Джакомо ничем не показал, что это замечание его покоробило. Подобную иронию на грани язвительности и обыкновенного хамства могли себе позволить лишь высокородные особы; никому другому это бы не сошло с рук. Но там, в тех «салонах», по которым его в буквальном смысле слова таскали, этому зануде любую колкость воткнули бы обратно в глотку, невзирая на его знатное происхождение. Паук, обезумевший от ненависти к Екатерине, тоже был князем, возможно, не худородней Сулковского.

— Ладно, не обижайтесь. — Князь примирительно улыбнулся. — Тоже, гм, любите побаловаться спозаранку?

Ах вот оно что! Как же он раньше не догадался. Ведь польский король слывет женолюбом. В Петербурге об этом говорили одобрительно, а графиня, его восхитительная графиня, расхохоталась до слез, когда он начал ее расспрашивать. Ну конечно. Пока они тут топчутся с важным видом, стараясь не терять достоинства, щеголяют остротой ума и глубокомыслием, король небось взбирается на какую-нибудь крутую задницу или скатывается с мягкого живота. Теперь Казанове не составило труда ответить Сулковскому улыбкой:

— И спозаранку люблю. Но, вероятно, меньше, чем король.

Великое нравственное обновление начинается с утреннего перепихиванья. Недурственно. У такой программы спасения мира найдется немало приверженцев. А народ, который за таким королем пойдет, наверняка не погибнет.
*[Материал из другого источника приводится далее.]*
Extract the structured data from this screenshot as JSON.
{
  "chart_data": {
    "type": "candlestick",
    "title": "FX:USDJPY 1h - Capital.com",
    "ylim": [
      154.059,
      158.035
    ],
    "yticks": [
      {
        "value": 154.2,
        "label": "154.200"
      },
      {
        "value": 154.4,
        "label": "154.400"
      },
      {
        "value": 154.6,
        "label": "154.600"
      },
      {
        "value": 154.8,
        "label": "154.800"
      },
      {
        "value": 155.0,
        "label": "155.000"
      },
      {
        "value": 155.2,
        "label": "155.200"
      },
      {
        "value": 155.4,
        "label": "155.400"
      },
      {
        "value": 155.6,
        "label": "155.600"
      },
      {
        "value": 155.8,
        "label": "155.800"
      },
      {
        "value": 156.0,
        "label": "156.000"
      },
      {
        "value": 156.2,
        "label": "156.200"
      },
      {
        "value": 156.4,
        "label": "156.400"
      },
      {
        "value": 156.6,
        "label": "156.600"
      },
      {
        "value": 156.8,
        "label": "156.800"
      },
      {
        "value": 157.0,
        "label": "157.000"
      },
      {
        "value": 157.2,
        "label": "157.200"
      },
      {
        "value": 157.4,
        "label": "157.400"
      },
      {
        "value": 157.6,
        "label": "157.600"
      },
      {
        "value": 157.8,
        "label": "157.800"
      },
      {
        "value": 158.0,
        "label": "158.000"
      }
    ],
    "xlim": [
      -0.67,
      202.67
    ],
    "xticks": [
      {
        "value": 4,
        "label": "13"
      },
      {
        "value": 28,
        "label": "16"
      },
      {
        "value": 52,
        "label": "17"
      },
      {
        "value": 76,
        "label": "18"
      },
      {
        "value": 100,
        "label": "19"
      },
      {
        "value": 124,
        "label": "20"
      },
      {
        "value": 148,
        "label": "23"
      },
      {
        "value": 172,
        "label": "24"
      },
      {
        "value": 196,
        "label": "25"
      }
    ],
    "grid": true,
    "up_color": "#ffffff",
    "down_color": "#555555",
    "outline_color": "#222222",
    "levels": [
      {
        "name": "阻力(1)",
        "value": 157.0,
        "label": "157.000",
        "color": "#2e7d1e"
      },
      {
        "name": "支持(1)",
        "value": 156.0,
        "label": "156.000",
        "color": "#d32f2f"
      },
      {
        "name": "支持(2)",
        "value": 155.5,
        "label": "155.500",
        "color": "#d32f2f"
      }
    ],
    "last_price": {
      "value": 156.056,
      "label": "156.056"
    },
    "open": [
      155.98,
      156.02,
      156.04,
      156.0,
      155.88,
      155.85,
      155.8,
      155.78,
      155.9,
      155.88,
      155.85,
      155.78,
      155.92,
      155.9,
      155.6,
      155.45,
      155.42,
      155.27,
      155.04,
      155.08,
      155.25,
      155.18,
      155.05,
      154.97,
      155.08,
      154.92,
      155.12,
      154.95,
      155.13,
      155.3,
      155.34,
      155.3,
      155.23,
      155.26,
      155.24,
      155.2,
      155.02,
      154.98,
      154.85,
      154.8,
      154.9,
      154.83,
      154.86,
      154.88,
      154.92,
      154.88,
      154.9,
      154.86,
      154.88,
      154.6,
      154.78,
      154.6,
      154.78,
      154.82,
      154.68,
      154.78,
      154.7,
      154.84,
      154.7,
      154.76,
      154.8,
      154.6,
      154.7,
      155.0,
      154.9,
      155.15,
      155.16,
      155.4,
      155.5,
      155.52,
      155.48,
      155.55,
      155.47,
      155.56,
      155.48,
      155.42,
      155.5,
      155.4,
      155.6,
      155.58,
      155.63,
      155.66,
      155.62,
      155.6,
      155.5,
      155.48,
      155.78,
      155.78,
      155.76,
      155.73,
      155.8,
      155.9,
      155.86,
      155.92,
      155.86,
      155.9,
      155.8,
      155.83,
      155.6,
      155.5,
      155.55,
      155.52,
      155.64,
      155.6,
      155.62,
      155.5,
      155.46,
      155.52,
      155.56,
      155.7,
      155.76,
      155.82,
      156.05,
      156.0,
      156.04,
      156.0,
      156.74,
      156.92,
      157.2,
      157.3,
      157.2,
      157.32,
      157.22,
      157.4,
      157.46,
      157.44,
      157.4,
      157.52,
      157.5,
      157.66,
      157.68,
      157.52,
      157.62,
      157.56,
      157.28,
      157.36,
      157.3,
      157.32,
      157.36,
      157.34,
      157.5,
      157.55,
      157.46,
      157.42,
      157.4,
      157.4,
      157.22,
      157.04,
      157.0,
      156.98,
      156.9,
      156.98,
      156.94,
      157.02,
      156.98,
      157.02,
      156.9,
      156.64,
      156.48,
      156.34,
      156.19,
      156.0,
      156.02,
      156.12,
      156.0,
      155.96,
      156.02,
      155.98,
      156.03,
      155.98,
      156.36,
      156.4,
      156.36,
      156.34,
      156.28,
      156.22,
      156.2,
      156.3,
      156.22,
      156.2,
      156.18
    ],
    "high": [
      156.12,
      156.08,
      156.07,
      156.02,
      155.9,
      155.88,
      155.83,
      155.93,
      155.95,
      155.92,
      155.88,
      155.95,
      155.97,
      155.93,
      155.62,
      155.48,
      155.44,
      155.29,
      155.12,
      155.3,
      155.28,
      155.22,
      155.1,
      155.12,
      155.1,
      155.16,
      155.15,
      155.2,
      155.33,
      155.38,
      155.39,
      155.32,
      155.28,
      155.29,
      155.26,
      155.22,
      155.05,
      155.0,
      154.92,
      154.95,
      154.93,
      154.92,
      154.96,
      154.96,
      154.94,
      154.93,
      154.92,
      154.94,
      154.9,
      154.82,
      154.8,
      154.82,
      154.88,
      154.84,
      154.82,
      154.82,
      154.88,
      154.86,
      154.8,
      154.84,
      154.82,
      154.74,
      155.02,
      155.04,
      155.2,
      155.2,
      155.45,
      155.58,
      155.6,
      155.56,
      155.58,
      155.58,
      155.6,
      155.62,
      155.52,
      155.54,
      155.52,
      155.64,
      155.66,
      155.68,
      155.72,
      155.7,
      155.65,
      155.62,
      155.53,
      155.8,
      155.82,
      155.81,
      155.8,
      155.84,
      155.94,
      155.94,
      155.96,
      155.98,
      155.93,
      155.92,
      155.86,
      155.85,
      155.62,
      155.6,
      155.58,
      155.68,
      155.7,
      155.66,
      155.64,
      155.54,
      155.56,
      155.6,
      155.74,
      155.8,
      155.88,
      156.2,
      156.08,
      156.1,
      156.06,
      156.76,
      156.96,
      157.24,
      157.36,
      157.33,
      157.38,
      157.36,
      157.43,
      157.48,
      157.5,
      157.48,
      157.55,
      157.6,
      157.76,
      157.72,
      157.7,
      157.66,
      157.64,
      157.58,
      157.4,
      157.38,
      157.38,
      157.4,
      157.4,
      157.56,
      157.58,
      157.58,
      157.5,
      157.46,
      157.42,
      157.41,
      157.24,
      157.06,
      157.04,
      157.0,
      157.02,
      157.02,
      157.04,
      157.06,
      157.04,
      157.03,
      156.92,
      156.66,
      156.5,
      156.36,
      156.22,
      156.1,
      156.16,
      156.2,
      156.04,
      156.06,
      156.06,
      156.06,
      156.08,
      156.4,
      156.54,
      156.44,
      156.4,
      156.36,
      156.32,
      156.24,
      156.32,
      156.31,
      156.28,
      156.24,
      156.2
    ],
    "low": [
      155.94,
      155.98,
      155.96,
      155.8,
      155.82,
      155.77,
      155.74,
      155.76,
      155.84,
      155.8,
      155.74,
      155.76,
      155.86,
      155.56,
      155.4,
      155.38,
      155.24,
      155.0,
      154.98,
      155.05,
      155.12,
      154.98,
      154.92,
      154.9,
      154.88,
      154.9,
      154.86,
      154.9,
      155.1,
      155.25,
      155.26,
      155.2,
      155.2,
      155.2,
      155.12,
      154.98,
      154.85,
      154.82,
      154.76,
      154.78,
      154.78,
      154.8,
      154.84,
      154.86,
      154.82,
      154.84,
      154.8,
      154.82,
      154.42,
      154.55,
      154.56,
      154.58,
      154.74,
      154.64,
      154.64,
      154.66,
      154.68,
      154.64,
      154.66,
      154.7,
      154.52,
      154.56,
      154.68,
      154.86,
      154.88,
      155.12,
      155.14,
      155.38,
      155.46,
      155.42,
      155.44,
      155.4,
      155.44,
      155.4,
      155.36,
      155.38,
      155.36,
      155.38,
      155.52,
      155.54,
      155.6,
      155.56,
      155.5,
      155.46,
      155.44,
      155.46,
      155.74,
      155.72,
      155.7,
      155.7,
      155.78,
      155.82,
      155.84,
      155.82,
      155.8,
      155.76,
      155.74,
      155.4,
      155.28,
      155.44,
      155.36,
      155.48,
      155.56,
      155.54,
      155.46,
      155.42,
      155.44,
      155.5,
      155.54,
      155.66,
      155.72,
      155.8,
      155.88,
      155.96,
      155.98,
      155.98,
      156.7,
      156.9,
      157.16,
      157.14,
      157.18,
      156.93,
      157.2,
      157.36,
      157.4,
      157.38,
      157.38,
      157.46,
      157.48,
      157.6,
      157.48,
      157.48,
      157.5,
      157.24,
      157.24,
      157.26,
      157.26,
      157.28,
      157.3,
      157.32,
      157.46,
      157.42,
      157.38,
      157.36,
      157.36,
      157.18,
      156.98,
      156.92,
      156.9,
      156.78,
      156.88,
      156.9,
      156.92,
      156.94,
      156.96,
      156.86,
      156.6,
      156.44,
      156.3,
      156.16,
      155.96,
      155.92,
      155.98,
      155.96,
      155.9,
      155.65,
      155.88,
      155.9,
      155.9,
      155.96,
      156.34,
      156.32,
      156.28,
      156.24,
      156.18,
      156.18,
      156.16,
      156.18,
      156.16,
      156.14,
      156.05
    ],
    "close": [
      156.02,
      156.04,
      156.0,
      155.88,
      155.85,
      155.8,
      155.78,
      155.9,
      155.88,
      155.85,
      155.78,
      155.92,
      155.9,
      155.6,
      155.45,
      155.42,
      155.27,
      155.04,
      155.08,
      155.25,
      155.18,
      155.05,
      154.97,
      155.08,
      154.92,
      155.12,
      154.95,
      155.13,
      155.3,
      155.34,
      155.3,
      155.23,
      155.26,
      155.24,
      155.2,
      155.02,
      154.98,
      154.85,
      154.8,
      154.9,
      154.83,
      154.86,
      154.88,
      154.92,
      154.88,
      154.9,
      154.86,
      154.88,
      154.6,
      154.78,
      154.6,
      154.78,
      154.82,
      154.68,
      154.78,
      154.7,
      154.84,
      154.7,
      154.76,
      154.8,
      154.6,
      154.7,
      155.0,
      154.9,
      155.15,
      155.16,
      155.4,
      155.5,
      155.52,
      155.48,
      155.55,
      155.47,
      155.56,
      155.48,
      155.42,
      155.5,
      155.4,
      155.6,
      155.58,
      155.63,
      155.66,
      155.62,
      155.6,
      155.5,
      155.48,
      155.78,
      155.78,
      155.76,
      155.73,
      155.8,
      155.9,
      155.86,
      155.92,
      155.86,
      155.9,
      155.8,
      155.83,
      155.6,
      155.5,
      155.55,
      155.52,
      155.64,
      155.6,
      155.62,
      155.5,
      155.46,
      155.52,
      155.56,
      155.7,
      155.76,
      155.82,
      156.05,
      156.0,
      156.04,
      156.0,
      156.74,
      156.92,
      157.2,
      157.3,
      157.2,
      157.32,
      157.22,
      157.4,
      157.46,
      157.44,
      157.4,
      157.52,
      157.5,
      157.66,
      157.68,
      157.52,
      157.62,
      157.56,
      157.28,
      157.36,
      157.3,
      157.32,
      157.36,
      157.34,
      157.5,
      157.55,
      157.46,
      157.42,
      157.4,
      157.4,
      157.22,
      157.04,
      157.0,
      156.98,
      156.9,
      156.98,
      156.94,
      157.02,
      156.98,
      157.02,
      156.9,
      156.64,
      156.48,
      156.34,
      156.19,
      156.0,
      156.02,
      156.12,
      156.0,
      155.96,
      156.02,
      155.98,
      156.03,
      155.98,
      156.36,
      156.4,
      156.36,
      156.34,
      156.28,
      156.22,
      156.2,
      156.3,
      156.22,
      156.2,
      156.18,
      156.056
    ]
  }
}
Князь представил Казанову Браницкому. Церемония была краткой — Браницкий глянул рассеянно, не выказав интереса: его внимание, как и всех прочих, было занято чем-то другим. Коротышка с хамской физиономией распрямился, в два прыжка подлетел к подъехавшей карете, услужливо открыл дверцу. Блестящий от позументов мундир, окаймленное баками лицо… кровь бросилась Казанове в голову, ему почудилось, что это полковник Астафьев, и он не на шутку испугался. Поняв, что ошибся, мысленно крепко себя обругал, но тут же заметил, что надменный вельможа, едва отвечающий на поклоны, не только его поверг в смятение. Одни отводили глаза — правда, украдкой, чтобы, упаси Бог, никого не обидеть, взгляды же других, напряженные до боли, искали встречи со взором вновь прибывшего сановника. Все расступились, спеша пропустить — кого? незваного гостя или избавителя? — принимавшего подобострастное внимание с презрительным спокойствием. Он несколько раз согнул колени, проверяя, хорошо ли сидят сапоги, но не сдвинулся с места, пока не выслушал отрывистый, как собачий лай, рапорт мужлана с хамской рожей.